5 Considerations for Hiring a Market Research Consulting Firm
Kara Yokley is the founder of RRDS Chicago, a boutique data analytics and quantitative market research consulting firm. With a degree in applied mathematics from Harvard University and an MBA from Wharton, Yokley is a self-described “analytics nerd” with experience consulting for globally-recognized brands.
We caught up with Yokley recently to talk about market research, data science, and the need for thoughtfulness when working with clients.
“Businesses will always need market intelligence and market research to understand their competitive landscape, how they’re interacting with their customers, what’s working, and where they can drive improvement,” she says.
5 Considerations for Choosing a Market Research Consulting Firm
Here are five considerations for choosing a market research consulting firm.
1. Know what you’re asking.
Market research enables a business to make better, more informed decisions about where to allocate investments in order to drive ROI. Whether you’re thinking about launching a new product or service, acquiring a different business, or moving laterally into a new space, market research consulting firms can help.
“Market research consultants offer businesses the opportunity to test out hypotheses in a controlled way, and before they begin making huge investments in development or trying to enter a new market or expand their marketing budgets,” says Yokley.
What should a client do before reaching out to a market research consultant? “It’s very important to have a defined hypothesis that you’re asking the researcher to test,” says Yokley, “but you also have to maintain some openness that maybe what you’re planning to do may need tweaking along one or many vectors. It should be viewed as a learning process.”
2. Seek core market research competencies and curiosity.

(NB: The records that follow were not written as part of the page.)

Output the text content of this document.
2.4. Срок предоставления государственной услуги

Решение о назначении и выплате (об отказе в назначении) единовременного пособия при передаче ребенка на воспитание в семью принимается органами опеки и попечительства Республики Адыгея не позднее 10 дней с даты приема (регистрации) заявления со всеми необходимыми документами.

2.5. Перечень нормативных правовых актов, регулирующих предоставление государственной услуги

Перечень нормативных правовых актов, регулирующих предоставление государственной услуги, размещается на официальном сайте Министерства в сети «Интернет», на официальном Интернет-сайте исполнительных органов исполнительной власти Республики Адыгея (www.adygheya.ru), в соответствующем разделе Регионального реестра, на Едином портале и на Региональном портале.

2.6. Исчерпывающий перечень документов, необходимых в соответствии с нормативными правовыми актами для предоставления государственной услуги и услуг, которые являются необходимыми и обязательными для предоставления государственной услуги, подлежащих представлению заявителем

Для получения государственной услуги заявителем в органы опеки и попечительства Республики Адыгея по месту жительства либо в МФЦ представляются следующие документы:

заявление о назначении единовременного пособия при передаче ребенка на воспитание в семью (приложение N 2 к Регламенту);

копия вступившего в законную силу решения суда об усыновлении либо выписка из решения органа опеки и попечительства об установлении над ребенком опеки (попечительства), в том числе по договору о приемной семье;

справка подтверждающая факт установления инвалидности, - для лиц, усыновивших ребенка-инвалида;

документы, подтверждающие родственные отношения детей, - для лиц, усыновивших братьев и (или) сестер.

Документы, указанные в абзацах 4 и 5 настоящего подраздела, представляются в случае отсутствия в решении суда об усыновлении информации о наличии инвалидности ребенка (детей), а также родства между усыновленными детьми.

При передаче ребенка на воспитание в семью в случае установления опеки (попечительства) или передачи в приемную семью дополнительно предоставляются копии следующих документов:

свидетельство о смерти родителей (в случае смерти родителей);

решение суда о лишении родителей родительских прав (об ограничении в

Clients should make sure the consultant has the skills and experience needed for the particular type of market research the business wants to be done, says Yokley. Beyond simple data collection or customer segmentation, market research is about curiosity; asking challenging questions, and looking for connections that maybe other people are missing, she says. So look for consultants who possess that spark of curiosity and a willingness to ask tough, generative questions to uncover value.
3. Understand what success looks like.
Success for every engagement should be defined around answering the questions the client brings to the market research consulting firm.
“If you as a client went out and got all the relevant information you could in order to make the best business decision,” says Yokley, “whatever that final decision might be, that’s success.”
A market research consultant can even help clients discover the right way to go about understanding the problem.
“Some of my most successful engagements,” says Yokley, “have been where I really stepped back and asked challenging questions like, ‘are we going about this in the traditional way or are there other potential approaches we can take?’ It’s really helpful for consultants to have a broader view of how their work fits into the client’s objectives.”
Yokley offers an example. “I had one new market entry project where the private equity client had a target that they’d acquired and they were looking at bolt-on acquisitions. Through my research, I uncovered this other kind of network that they weren’t fully aware of. Providing them with that new awareness shifted their whole way of thinking about additional acquisition targets,” delivering massive strategic value.
4. Understand when to use independent vs. traditional consultants.
As the saying goes, nobody ever got fired for hiring McKinsey, but there are plenty of reasons to look beyond brand names. “I absolutely understand why clients might bring in large firms like McKinsey. Sometimes you just need that big name because you’re getting scrutiny at a board level.” But there are other times when you might have a smaller budget, but still want high-caliber work.
“The team I’ve assembled here at RRDS Chicago includes some incredible people who came to us from McKinsey. They came because they wanted more flexibility in their lives. What that means for our clients is that they’re getting the same high caliber of the consultant who worked at McKinsey, but at much lower rates.” What matters for most clients is the final work product, not the famous brand name.
5. Stay flexible.
Yokley believes that working with on-demand experts offers flexibility and massive value to clients and experts alike. Finding market research consulting firms on Catalant makes it easier than ever for consultants to provide nearly unlimited flexibility. “Catalant has been way ahead of the curve in terms of the evolving future of on-demand work and how people and organizations want to work.”
The pandemic has only accelerated the need for flexibility and on-demand expertise. “I get to work on these very interesting problems for excellent clients, and I’ve been able to have a tremendous amount of flexibility in how I deliver value,” Yokley says.